Quando alla proposta del Job Italia, è utile confrontarla con l’apprendistato, recentemente riformato. Da una delle tabelle pubblicate (dove si compara lo stipendio netto annuale a fronte di un costo aziendale di 12.500 euro) si evince già una modesta differenza: diecimila euro contro gli oltre novemila dell’apprendistato. Ma i dati cambiano se l’apprendista è assunto nelle imprese fino a nove dipendenti, perché in questo caso è previsto uno sgravio totale dei contributi INPS per i primi tre anni: all’apprendista (pagando la sua quota di contributi, IRPEF e INAIL) restano oltre dieci dei dodicimilacinquecento euro.

Quindi, il contratto Job Italia lascerebbe al massimo mille euro in più all’anno, e solo nelle aziende medio grandi. Ma con una differenza enorme: l’imprenditore è tenuto a formare l’apprendista.

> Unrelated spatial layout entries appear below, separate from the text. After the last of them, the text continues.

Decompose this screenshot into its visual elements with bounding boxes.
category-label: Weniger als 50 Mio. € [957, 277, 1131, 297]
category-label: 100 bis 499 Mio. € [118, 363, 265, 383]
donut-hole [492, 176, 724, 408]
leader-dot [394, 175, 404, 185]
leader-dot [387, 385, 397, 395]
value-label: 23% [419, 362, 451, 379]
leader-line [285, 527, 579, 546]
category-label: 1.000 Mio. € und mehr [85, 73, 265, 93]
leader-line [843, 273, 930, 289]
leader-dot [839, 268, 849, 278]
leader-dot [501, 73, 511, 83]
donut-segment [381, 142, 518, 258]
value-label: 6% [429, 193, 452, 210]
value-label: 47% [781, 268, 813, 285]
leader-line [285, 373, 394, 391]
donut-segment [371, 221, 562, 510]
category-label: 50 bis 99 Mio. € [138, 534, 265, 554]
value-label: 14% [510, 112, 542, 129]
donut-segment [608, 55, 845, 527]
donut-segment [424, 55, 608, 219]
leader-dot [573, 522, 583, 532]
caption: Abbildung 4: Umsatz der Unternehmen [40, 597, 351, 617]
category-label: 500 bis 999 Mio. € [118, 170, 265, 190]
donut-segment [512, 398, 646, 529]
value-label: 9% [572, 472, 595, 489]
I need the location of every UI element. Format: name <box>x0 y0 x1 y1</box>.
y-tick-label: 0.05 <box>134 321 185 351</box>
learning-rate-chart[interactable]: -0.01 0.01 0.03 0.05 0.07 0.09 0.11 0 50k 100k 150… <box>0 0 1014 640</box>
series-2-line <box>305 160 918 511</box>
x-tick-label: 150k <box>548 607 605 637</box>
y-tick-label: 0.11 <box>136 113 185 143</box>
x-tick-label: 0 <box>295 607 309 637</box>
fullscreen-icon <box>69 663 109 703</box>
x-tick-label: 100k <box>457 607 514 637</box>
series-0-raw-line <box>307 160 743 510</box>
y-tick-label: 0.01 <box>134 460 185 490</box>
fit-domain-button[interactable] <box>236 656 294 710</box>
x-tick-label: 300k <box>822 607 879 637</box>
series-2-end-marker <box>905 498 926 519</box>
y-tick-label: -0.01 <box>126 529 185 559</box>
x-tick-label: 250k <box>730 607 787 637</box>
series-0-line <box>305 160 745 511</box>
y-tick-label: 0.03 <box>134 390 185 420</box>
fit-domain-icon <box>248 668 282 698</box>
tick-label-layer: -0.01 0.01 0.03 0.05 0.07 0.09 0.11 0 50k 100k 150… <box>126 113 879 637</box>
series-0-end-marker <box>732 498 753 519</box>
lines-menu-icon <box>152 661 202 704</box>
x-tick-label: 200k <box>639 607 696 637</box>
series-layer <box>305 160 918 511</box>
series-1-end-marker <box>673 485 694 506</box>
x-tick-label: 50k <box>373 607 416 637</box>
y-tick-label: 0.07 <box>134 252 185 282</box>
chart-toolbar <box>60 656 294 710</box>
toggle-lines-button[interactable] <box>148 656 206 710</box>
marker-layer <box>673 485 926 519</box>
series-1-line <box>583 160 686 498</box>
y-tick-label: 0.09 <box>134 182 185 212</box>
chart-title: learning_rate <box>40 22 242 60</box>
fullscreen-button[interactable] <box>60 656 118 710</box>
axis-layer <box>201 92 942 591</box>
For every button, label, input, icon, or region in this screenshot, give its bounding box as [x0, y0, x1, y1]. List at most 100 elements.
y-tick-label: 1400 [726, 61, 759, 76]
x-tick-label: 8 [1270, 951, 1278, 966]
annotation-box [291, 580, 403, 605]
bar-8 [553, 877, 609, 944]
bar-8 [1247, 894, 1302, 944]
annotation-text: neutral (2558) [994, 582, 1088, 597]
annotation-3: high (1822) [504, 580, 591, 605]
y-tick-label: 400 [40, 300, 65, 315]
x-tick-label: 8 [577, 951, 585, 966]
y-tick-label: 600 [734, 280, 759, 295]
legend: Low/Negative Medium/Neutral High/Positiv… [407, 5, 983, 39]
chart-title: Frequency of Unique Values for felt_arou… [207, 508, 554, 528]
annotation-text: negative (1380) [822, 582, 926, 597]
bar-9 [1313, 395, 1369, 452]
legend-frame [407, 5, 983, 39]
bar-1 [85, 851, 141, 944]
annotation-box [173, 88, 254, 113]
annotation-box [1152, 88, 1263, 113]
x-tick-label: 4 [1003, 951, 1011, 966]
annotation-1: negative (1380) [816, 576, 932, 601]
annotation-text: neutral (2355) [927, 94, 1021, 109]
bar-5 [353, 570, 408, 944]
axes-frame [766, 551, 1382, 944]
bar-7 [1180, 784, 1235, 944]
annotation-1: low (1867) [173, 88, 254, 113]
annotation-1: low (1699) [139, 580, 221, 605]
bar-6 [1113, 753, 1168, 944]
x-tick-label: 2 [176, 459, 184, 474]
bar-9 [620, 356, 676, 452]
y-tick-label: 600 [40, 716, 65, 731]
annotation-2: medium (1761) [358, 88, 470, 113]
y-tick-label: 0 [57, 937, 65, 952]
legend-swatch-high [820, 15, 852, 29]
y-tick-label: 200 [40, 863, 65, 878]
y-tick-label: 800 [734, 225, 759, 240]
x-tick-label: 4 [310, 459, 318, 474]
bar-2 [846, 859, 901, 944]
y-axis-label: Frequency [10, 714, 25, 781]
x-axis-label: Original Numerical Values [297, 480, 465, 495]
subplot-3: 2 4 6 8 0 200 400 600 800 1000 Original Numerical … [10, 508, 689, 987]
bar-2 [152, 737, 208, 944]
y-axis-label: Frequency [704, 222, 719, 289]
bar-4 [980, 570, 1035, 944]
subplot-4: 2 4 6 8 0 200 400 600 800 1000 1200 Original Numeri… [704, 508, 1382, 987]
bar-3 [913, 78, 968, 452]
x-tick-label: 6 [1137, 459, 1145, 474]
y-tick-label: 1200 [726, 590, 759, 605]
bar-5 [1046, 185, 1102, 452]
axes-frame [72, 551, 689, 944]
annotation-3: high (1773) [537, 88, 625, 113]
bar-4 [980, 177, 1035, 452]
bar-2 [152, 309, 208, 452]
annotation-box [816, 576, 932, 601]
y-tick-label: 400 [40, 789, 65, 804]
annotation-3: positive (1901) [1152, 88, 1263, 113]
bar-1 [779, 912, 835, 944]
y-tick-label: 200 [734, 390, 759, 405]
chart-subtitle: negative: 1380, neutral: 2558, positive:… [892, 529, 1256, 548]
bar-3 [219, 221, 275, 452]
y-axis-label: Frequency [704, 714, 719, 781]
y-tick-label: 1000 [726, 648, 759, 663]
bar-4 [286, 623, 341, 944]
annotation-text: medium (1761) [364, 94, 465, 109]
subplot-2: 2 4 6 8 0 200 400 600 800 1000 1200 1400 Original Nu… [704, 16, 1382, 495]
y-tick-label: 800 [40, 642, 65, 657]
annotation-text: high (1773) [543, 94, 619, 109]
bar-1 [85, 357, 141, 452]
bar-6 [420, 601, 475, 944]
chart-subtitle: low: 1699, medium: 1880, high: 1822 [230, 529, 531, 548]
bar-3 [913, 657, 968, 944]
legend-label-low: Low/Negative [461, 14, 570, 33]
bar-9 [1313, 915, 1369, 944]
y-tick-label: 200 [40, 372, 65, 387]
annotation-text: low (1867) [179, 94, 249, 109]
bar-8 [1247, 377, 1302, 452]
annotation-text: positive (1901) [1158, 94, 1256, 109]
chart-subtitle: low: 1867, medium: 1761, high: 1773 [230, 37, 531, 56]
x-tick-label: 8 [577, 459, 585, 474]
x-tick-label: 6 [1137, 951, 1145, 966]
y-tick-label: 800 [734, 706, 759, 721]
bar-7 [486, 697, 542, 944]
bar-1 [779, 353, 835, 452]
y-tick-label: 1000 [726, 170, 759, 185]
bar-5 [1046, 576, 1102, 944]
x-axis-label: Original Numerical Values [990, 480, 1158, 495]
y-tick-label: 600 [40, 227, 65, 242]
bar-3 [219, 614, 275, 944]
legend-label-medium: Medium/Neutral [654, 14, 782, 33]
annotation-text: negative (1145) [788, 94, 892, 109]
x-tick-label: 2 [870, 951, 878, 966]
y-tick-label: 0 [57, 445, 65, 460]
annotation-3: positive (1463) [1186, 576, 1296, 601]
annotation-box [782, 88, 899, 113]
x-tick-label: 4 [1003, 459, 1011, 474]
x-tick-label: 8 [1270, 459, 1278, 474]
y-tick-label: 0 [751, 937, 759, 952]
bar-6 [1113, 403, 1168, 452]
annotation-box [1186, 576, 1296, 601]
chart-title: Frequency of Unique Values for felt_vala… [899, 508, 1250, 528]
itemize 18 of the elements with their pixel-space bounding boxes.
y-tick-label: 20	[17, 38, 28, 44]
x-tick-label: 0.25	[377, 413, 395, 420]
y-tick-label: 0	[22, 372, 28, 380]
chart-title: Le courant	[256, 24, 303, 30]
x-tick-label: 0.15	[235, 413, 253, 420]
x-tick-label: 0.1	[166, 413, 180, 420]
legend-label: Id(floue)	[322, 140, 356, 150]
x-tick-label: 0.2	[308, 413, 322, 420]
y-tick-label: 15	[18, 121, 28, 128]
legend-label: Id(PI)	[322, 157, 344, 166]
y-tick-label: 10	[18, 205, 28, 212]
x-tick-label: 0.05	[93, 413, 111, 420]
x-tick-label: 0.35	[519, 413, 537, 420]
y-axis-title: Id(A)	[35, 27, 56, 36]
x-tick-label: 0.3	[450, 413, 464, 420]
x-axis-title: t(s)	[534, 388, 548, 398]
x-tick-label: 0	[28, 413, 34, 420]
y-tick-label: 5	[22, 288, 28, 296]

La proposta Ricolfi merita comunque di essere approfondita, anche perché si rivolge a una platea più ampia e perché ha trovato grande apprezzamento tra le aziende. Ma va detto che l’apprendistato, dopo le modifiche apportate recentemente con il decreto Poletti, può svolgere egregiamente l’obiettivo indicato: ridurre drasticamente il costo indiretto del lavoro nei primi anni e quindi favorire la nuova occupazione. Con qualche giusto obbligo in più, però, per gli imprenditori.